The universe of self-taught artists is a vast one. The common thread tends to be objects that ignore or shrug off conventions and academic strictures. Abe Odedina at Los Angeles’s Diane Rosenstein (Booth S. 5) is a Nigerian-born, London-based artist who studied architecture before switching to a collage form of painting. One of his works, “Blow by Blow,” draws inspiration from Nkisi power figures, which had nails pounded into them for protection. Odedina’s assemblage includes all manner of hardware inside the outlines of a rough self-portrait. The South Carolina artist Will Thornton at Ricco Maresca (Booth D. 6) makes elegantly crafted paintings depicting odd shapes and figures, which turn out to be sculptures he’s crafted in fabric or clay.
Julian Kent, a recent discovery by Kerry Schuss (Booth O. 5.1), is a young New York artist who paints everyday scenes with Black people with thick, flat planes of pigment.
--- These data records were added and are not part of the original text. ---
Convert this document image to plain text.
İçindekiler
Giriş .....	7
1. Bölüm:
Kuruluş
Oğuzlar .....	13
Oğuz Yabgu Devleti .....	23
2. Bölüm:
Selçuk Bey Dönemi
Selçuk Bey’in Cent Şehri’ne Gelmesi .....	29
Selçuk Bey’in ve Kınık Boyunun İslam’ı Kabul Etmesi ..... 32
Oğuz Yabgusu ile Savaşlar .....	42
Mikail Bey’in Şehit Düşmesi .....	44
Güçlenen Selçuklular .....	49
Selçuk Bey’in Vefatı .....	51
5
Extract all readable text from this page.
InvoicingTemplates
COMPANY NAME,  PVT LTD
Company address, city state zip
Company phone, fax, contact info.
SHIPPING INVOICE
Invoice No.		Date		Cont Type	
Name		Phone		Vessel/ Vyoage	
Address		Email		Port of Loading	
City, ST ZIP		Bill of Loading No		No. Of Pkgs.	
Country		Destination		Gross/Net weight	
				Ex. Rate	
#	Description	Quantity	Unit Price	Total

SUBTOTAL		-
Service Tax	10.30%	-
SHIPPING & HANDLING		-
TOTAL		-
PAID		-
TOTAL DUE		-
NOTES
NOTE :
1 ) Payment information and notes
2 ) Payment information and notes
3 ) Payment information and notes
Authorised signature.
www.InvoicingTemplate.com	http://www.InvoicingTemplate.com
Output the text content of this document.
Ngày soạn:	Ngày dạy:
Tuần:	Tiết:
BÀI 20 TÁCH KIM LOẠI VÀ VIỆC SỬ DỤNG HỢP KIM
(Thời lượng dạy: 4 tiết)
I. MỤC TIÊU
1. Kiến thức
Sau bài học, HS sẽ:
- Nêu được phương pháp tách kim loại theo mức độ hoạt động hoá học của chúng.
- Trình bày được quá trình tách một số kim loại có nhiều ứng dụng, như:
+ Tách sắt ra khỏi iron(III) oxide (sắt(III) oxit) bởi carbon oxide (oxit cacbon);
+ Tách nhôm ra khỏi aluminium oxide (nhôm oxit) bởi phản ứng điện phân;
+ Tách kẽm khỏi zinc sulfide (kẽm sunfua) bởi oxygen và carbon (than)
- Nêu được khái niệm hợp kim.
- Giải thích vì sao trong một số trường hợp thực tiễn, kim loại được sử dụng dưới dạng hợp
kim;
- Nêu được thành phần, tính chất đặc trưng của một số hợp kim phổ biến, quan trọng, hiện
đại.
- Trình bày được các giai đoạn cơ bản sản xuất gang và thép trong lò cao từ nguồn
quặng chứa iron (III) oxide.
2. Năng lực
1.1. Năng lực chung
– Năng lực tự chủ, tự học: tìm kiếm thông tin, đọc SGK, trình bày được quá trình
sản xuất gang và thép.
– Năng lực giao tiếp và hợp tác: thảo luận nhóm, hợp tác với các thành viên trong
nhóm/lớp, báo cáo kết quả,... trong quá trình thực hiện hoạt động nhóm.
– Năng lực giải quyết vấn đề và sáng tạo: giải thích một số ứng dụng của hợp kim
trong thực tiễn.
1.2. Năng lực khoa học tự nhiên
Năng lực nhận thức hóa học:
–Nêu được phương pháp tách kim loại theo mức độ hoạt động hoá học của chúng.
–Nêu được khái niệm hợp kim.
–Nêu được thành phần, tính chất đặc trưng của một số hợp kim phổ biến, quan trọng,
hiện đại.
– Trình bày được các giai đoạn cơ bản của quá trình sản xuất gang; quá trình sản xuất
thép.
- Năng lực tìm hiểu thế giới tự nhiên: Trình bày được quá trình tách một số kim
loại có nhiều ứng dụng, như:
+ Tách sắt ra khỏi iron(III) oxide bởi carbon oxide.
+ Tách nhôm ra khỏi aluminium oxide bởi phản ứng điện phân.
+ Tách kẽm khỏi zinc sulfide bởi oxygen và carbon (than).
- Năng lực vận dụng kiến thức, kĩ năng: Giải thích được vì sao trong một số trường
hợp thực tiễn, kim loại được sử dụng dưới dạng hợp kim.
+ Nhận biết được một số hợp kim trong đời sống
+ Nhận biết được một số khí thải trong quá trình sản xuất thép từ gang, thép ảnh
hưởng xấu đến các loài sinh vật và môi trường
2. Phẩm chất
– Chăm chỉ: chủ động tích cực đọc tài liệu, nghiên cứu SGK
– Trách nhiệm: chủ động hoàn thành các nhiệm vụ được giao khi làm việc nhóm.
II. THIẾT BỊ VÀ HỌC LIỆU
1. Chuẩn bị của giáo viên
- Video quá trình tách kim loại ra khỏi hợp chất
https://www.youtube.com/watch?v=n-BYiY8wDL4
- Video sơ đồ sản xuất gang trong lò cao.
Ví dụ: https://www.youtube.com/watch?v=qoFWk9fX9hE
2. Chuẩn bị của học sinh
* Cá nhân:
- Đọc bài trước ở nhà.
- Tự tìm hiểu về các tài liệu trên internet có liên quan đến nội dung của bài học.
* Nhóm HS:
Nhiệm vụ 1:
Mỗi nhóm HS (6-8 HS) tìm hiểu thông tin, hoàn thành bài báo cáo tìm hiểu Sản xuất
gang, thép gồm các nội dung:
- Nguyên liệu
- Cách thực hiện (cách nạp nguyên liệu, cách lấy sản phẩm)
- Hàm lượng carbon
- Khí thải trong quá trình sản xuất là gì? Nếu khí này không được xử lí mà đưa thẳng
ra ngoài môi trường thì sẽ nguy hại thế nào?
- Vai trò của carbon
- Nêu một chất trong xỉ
Demonstrating how “self-taught” hardly implies unsophisticated, Kent reveals his inspirations: films by Mike Leigh and Edward Yang; Dostoyevsky and Toni Morrison; and Jacob Lawrence, Chaim Soutine and Alice Neel.
If you just really want a painting to go over the couch, you will find one here. But many works thoughtfully question what painting is today, its history and relevance. The Dutch artist Kinke Kooi’s “Mutual Friends” (2023) at the Portland, Oregon gallery Adams and Ollman (Booth Q. 5) is a triptych made with acrylic, gouache and colored pencil on paper that answers back to Hieronymus Bosch’s “The Garden of Earthly Delights” (1490-1500). Like Bosch, Kooi’s work includes strawberries and other earthly delights, but also feminist motifs, like a cartridge of birth control pills nestled in the vegetation. Tamara Gonzales’s tapestry-like grid of paintings at Klaus von Nichtssagend (Booth G. 5) conjure spirits of the Indigenous Americas alongside Kemar Keanu Wynter’s abstract canvases, whose titles have referred to delectable Caribbean dishes from his native Jamaica.
Finally, at the London and Basel gallery Vitrine (Booth A. 1), the Danish artist Cecilia Fiona’s painted marks spill out from the canvas onto a folding screen, and even costumes she has created for a performance on Saturday from 11 a.m. to 2 p.m. Here, the artist and a cohort will perform in the booth, wearing the hand-painted costumes and masks inspired by her recently deceased grandmother, who came to Fiona in a dream, as a bird. Call it painting, ritual or séance, there’s something poignant about this in an art fair in TriBeCa, where performance art used to be quotidian, rather than the exception.